Many of us look fondly upon the days when you could go to the drug or grocery store and pick up a decongestant while plugged up and just be done with it after handing over your cold-contaminated cash at the register. Now, in your foggy, miserable state, you have to find a pharmacist who will take down your license information before handing over the powerful stuff. Ugh, more people and details involved in the equation. Suddenly the transaction costs go up, and I know I’m more likely to say “F*ck it, I’ll keep sniffling.”
But at least I still have the choice to find immediate relief at a reasonable price if I’m willing to jump through the hoops.

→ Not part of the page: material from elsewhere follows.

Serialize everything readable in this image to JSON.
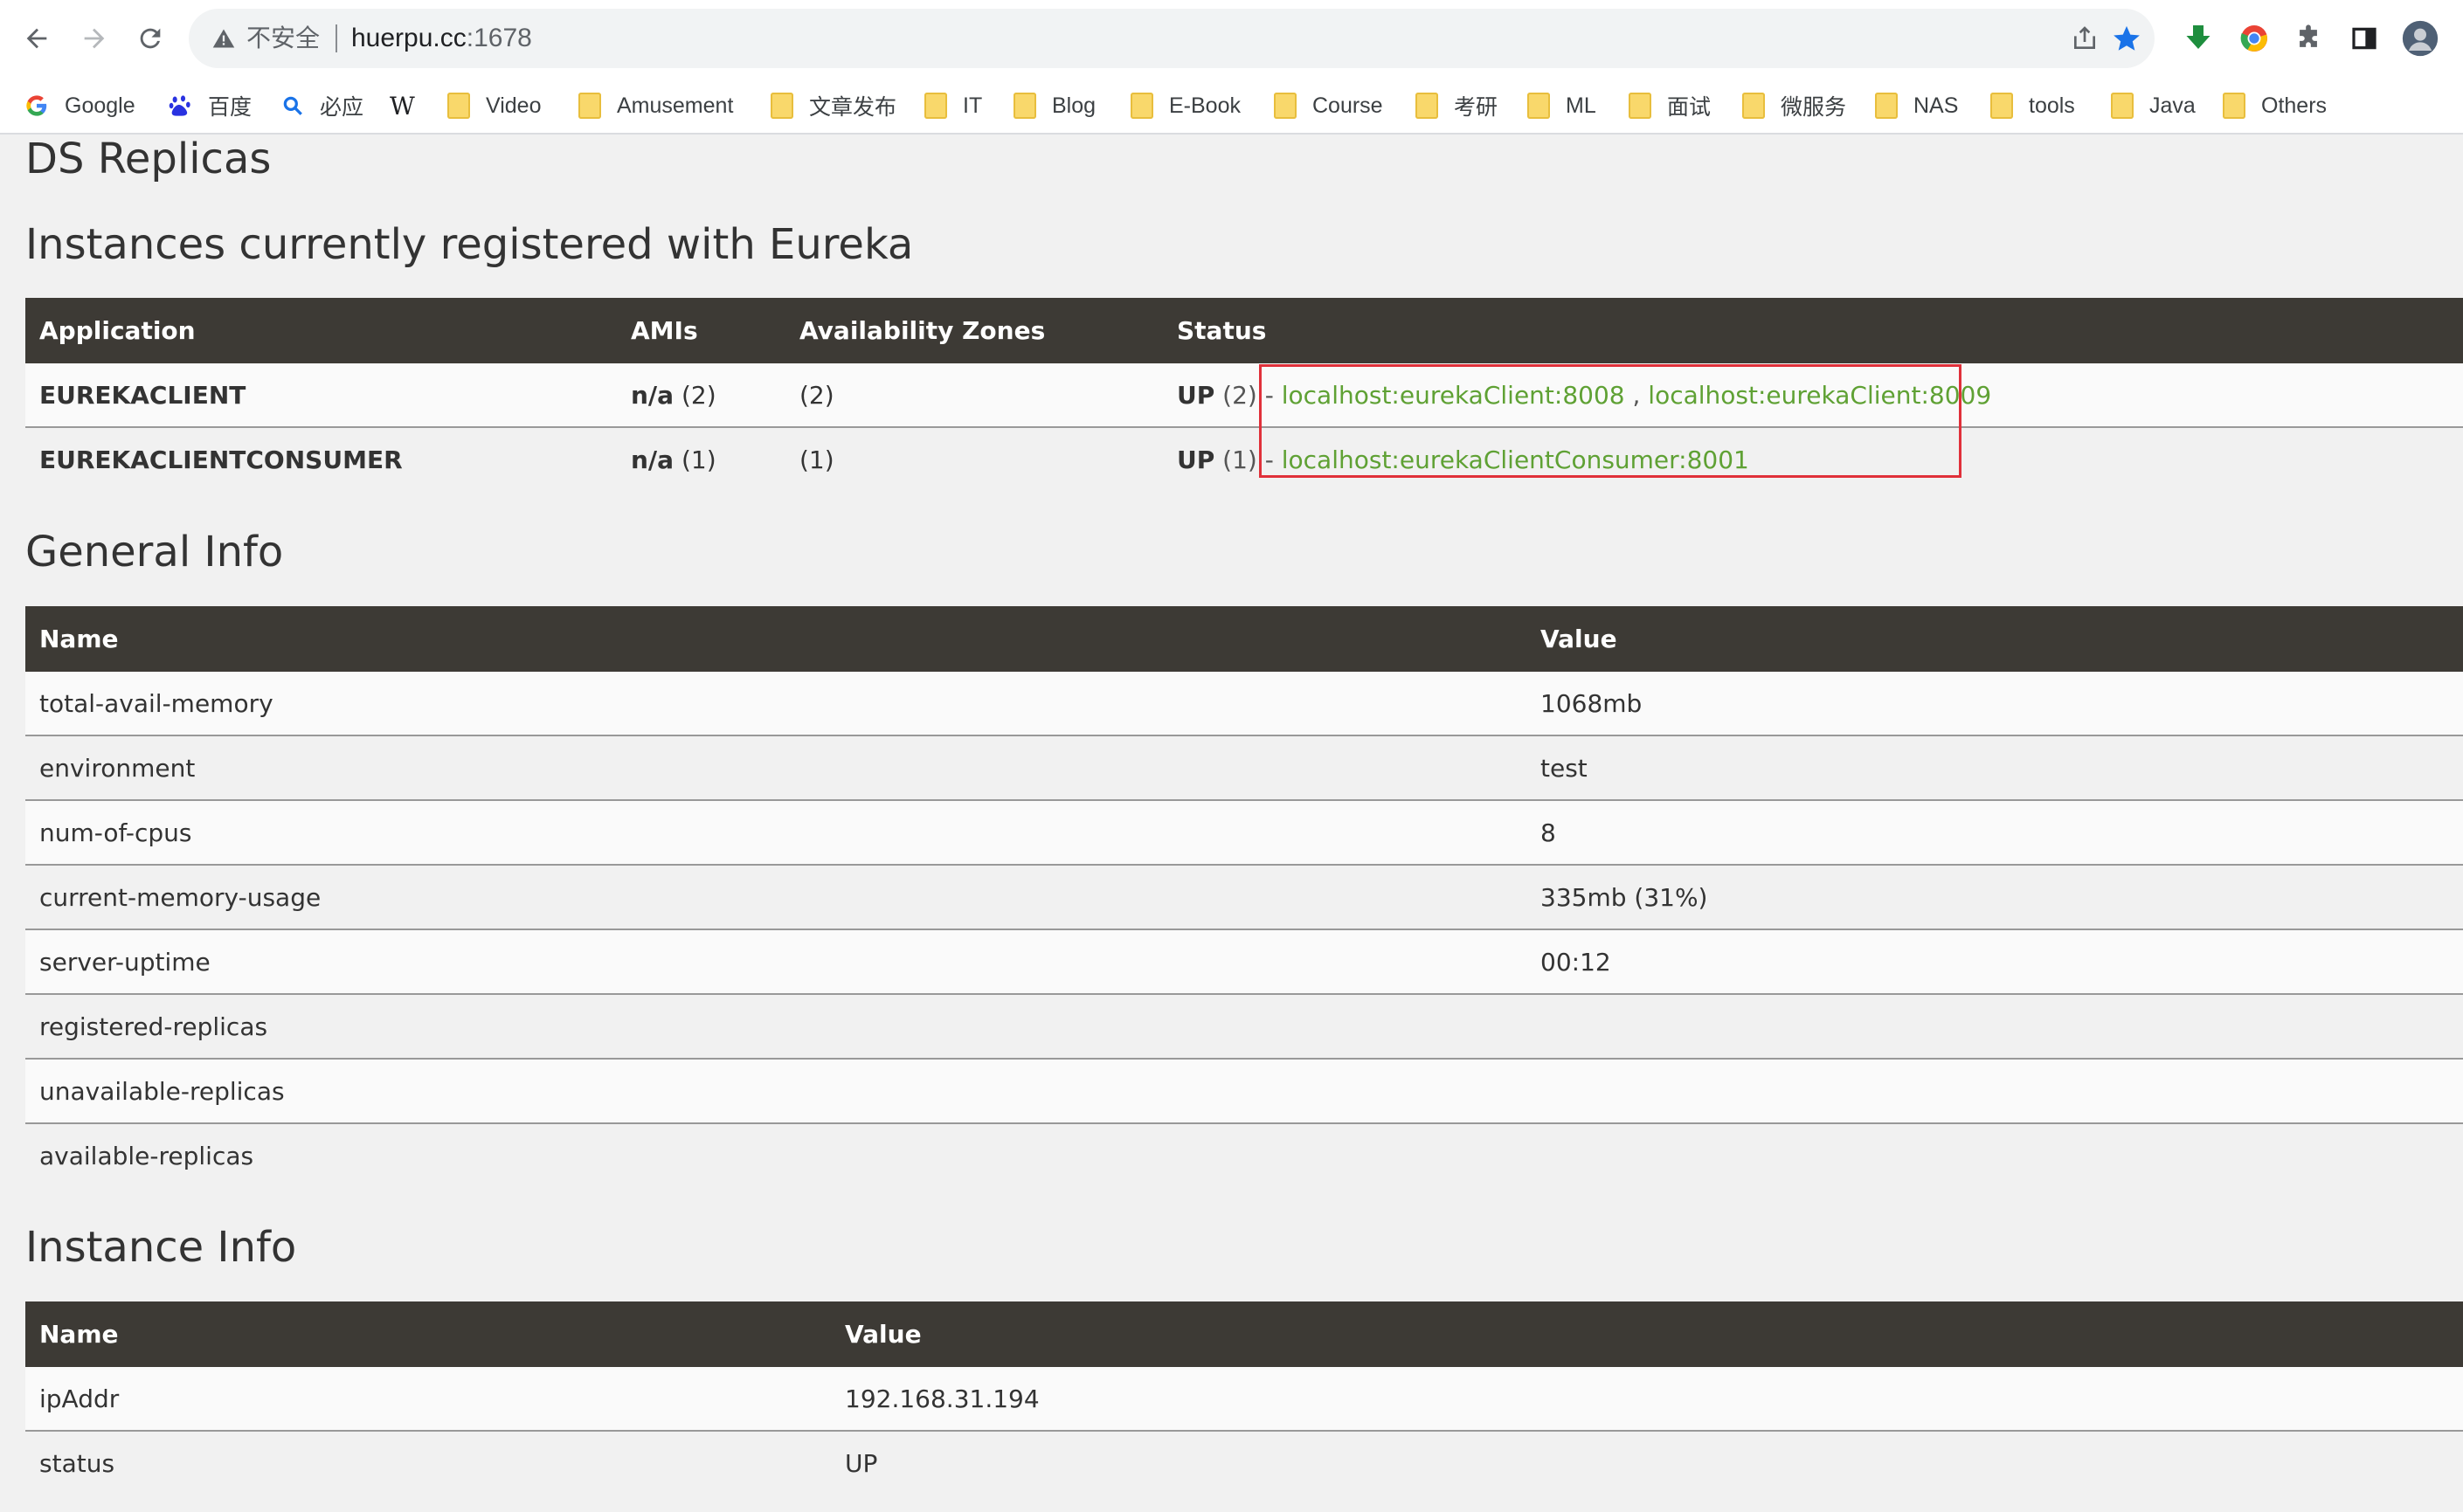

These hoops, which we were promised would reduce meth labs, shockingly, have had no impact other than inconveniencing consumers and getting grandmothers arrested. So what are law enforcement groups calling for as the next step in the drug war? Requiring a prescription for decongestants.
Lord, I wish I were kidding. The representative of a Missouri law enforcement group says we need to battle the big, bad “pharmaceutical companies that make more than a billion dollars a year from cold relief medicines containing pseudoephedrine.” Oddly enough, he also claims that cold relief pills are comparable to chocolate chip cookies. God help him if he tries to go after Tollhouse cookie makers. Mothers will send all of their sniffling, sneezing rugrats after him.